Trudeau asked Hillary what question would she have asked the queen if she had the opportunity. “I would [ask] her, ‘Where did you find the continuing resilience?’” said the elder Clinton. “The three of us know when you are in the public eye it is exhausting.”
Some of the women who were featured in Gutsy include Megan Thee Stallion, Kim Kardashian, Wanda Sykes and Gloria Steinem, as well as many “unsung heroes” according to the series’ description.
In the wide-ranging conversation, the Clintons touched on topics that included the state of American politics, climate change, book banning and motherhood. A subject that the elder Clinton got particularly passionate about was how technology is affecting young people.
“We are conducting a massive experiment on our children with technology,” she said. “I think the tech companies are failing our kids. I think adults are failing our kids.” Clinton added: “I am always struck that the titans of Silicon Valley do not let their own children have screen time. These are the people that have created the algorithms that have captured our kids minds.”

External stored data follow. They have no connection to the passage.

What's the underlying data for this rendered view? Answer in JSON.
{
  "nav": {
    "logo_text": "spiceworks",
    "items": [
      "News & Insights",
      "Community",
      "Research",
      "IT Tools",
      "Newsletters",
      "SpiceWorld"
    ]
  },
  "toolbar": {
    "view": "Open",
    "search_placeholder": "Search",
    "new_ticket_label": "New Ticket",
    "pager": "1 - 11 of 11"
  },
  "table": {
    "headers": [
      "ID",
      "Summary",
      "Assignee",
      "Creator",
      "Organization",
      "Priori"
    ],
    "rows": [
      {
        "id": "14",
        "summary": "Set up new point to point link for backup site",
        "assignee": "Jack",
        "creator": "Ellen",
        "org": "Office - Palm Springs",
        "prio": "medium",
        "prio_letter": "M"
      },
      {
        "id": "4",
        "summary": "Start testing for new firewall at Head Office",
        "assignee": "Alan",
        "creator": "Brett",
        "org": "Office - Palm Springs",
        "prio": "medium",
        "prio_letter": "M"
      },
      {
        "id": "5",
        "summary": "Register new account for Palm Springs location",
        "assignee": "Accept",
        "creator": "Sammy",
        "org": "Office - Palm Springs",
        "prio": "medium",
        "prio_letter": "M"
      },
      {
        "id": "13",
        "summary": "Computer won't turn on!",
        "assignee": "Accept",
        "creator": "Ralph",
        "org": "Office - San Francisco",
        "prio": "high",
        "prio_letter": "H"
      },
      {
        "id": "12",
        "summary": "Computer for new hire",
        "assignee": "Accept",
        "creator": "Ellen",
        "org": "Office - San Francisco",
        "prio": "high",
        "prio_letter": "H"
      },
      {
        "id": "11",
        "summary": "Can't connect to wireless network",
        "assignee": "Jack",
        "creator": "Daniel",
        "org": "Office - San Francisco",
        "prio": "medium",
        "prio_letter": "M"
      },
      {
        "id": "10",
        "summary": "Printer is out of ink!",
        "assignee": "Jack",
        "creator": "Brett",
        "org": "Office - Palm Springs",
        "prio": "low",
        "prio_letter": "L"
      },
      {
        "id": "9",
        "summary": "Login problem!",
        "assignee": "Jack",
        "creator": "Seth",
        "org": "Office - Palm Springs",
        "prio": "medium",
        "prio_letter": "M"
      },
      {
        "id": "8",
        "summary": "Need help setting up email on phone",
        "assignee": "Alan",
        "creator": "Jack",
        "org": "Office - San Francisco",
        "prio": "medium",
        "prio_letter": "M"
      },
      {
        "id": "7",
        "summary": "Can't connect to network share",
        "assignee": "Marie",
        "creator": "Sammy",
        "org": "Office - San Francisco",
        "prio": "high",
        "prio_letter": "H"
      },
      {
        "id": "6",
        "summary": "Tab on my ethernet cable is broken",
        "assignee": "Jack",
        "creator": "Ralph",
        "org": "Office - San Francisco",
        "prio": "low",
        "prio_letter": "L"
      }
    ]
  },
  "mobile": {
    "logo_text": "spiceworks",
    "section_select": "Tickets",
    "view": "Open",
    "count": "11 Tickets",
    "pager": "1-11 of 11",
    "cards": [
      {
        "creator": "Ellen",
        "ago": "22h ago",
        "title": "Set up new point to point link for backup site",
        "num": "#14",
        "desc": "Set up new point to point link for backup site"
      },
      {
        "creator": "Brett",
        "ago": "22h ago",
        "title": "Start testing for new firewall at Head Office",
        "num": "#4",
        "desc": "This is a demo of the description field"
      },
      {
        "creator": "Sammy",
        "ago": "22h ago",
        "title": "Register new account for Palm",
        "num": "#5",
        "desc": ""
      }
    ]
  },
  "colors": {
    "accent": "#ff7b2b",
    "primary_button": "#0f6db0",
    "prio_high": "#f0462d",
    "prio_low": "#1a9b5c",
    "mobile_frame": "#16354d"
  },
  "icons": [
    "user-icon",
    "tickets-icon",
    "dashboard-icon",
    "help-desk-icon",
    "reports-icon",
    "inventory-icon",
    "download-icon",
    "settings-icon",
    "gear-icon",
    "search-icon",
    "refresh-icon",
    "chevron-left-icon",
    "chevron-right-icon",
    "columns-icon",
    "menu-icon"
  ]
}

On a lighter note, Chelsea prompted her mom to talk about forest bathing, which is featured in Gutsy and is the practice that started in Japan and involves using nature for psychological and physiological benefits.
“After the catastrophe of the 2016 election the next day I went out into the woods to go walking,” said Clinton of her presidential race against Donald Trump. Once Clinton finished the anecdote someone from the audience yelled to the stage, “We’re still proud of you, Hillary!” Clinton responded, “Thanks, I am too.”